My sister informed me that since there seems to be a propensity for this disease on my mother's side of the family (we have an elderly aunt suffering from it right now) she was interested in doing a genetic screening to see what the test revealed. Evidently they have developed drugs to possibly help stave off the onset of alzheimer's. She thought I should consider along with our mother such testing as well.
Do I really want to know this kind of information? If the test results are positive for my chances of contracting the disease where does that leave me? Do I really want to start taking medication for something I may or may not inherit? Does this knowledge not provide additional angst in my life?
I choose to not know. Cancer is prevalent in my family gene pool already so I figure that is what will get me eventually anyway. The idea of starting to pop all these pills just to hopefully fend off who knows what for awhile is not very savory. And what are the side effects of these medications?
Life is a crap shoot at best. You roll the dice and sometimes it comes up snake eyes.
With the continuing advancements in science and medical research we are now able to know much more about our bodies. The question is how much information is too much?
You may or may not contract Polio. Doesn't mean it's not a good idea to get vaccinated. True, if there is a test for Alzheimers, (I haven't heard of one, though I'd like to know) it would be a good idea to find out and start trying to prevent it, or at least prepare for it. My grandfather died of Alzheimers. I watched it happen, and to be honest, I'd rather rot in hell than have my mind deteriorate like that. A mind is all I am, a consciousness in a meat mech, stomping around and learning new things. My mind is my most valued possession, and nothing save for the cessation of my body will take it from me. If I'm ever diagnosed with early onset Alzheimers, then I'm going out with a bang, I'm talking about human firework bang. Skydiving with the human Jihad package. I'm putting on a damn show, because hell will spontaneously exist and then freeze over before my mind dies before my body will.

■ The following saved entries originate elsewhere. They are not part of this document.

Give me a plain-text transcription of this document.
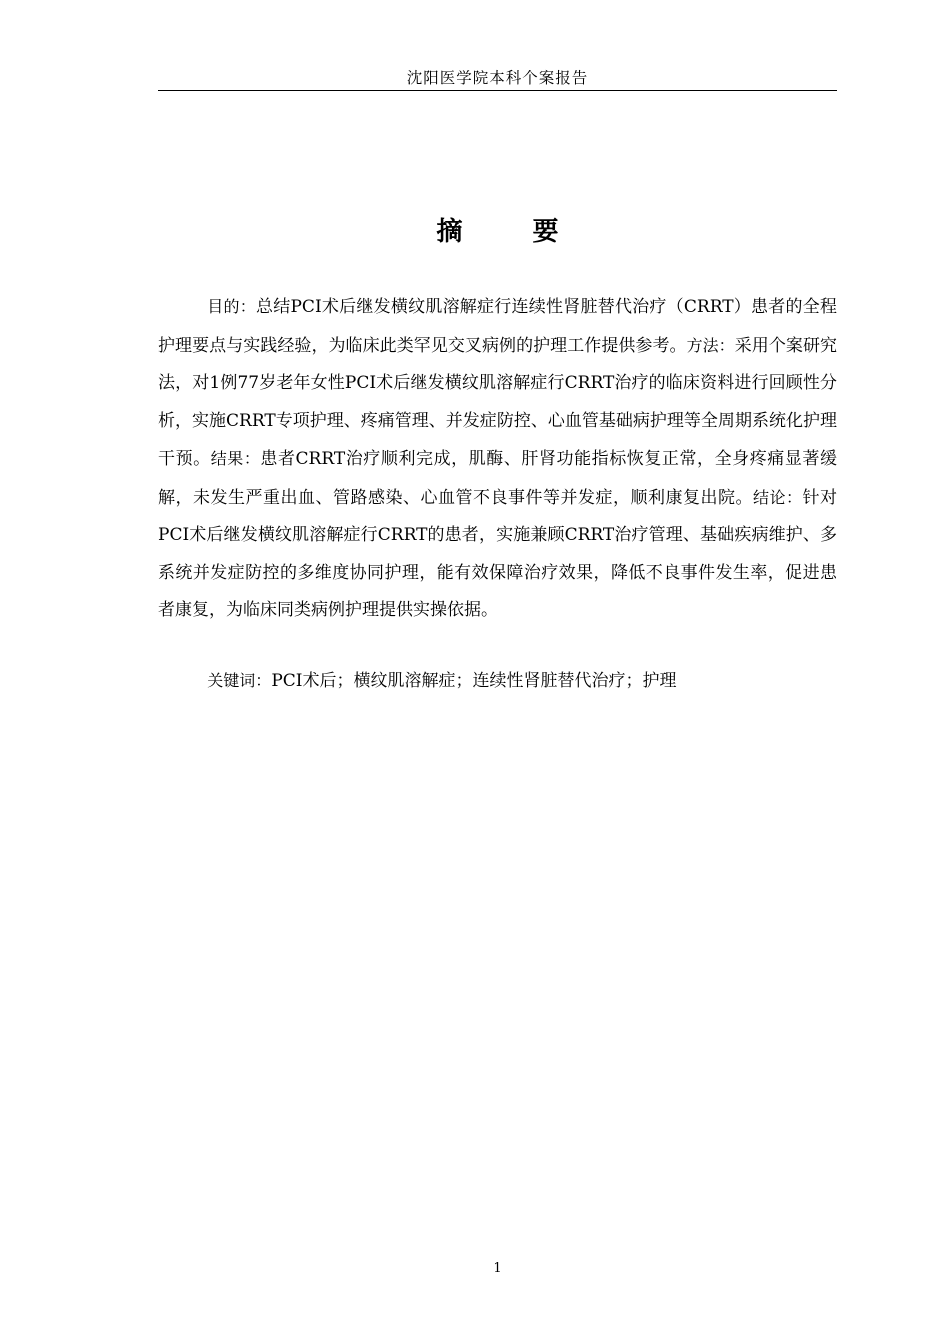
沈阳医学院本科个案报告
摘　要

目的：总结PCI术后继发横纹肌溶解症行连续性肾脏替代治疗（CRRT）患者的全程护理要点与实践经验，为临床此类罕见交叉病例的护理工作提供参考。方法：采用个案研究法，对1例77岁老年女性PCI术后继发横纹肌溶解症行CRRT治疗的临床资料进行回顾性分析，实施CRRT专项护理、疼痛管理、并发症防控、心血管基础病护理等全周期系统化护理干预。结果：患者CRRT治疗顺利完成，肌酶、肝肾功能指标恢复正常，全身疼痛显著缓解，未发生严重出血、管路感染、心血管不良事件等并发症，顺利康复出院。结论：针对PCI术后继发横纹肌溶解症行CRRT的患者，实施兼顾CRRT治疗管理、基础疾病维护、多系统并发症防控的多维度协同护理，能有效保障治疗效果，降低不良事件发生率，促进患者康复，为临床同类病例护理提供实操依据。

关键词：PCI术后；横纹肌溶解症；连续性肾脏替代治疗；护理

1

I was going to go get this test, except I forgot...
Seriously, though, I'm of two minds on this.
One is the old "House" rule from the TV show. If you do a whole-body scan on any adult, you'll find dozens of things that are "wrong", and the person is fine. This stuff can drive you nuts with unnecessary worry, so why bother?

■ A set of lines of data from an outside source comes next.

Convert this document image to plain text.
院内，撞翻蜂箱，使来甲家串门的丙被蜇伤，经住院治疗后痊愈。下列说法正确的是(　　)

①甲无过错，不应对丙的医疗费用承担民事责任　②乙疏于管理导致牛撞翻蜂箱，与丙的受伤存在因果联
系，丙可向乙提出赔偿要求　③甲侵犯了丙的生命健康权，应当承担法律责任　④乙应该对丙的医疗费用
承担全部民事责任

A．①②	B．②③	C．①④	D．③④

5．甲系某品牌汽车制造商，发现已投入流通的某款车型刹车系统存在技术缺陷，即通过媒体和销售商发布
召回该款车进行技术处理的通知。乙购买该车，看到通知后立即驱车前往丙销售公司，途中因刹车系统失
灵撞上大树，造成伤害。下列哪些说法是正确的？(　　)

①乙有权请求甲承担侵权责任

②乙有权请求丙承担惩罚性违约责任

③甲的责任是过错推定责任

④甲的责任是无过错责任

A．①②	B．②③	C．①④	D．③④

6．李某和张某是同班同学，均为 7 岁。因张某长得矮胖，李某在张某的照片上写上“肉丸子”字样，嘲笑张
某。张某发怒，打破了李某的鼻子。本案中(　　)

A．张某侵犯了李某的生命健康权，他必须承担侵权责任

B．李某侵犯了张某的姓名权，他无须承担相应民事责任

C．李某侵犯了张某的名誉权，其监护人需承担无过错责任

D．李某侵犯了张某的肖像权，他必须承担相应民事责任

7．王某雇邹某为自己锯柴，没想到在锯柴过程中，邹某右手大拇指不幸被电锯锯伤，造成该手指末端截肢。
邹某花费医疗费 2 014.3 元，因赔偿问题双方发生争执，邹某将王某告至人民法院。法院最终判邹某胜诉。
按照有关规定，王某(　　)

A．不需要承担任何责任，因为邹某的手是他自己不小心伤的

On the other hand, data is a good thing. Why turn down data as a rationalist? You can choose to act on it or not, or just tell friends/family and have them keep an eye out for early symptoms.
Which you choose just depends on you.
"Are you interested?" - I don't remember.
My grandmother has that. I should get tested for that too.
Sadly I know its there somewhere in my family. Happily I keep using my mind, and trying to stay away from toxic exposures, with a change to a rather nice diet.
Got to love the mind more than the crazy in our lives...
I would not want to know right now. I am at hugely high risk for breast cancer since my mother and sister have had it. I went to see a specialist who recommended prophylactic chemotherapy. My sister, who of course has had the chemotherapy, told me to not do it. She said, "The drugs are nasty. Wait until you get cancer to do something so horrible. Until then, enjoy your life."
I thought it made good sense so that's what I am doing.
I know way too much about dementia to be able to deal with the news that I have it or am highly likely to develop it. I guess it would be good to know and plan accordingly but I really wouldn't want that news. It is a tough one.
My mom is just returning from a visit to the homeland where the last two remaining siblings of the family, besides herself, are both knocking at the reaper's door. The brother has bone cancer and was not aware my mother's presence when she went to his hospital. Then she went to a different part of town to visit her sister, at a nursing facility, suffering from alzheimer's and my aunt did not recognize her sister. Double whammy. Some day I will probably be faced with looking at my mom and she will be blank as to who I am. Kind of unnerving thinking about that possibility.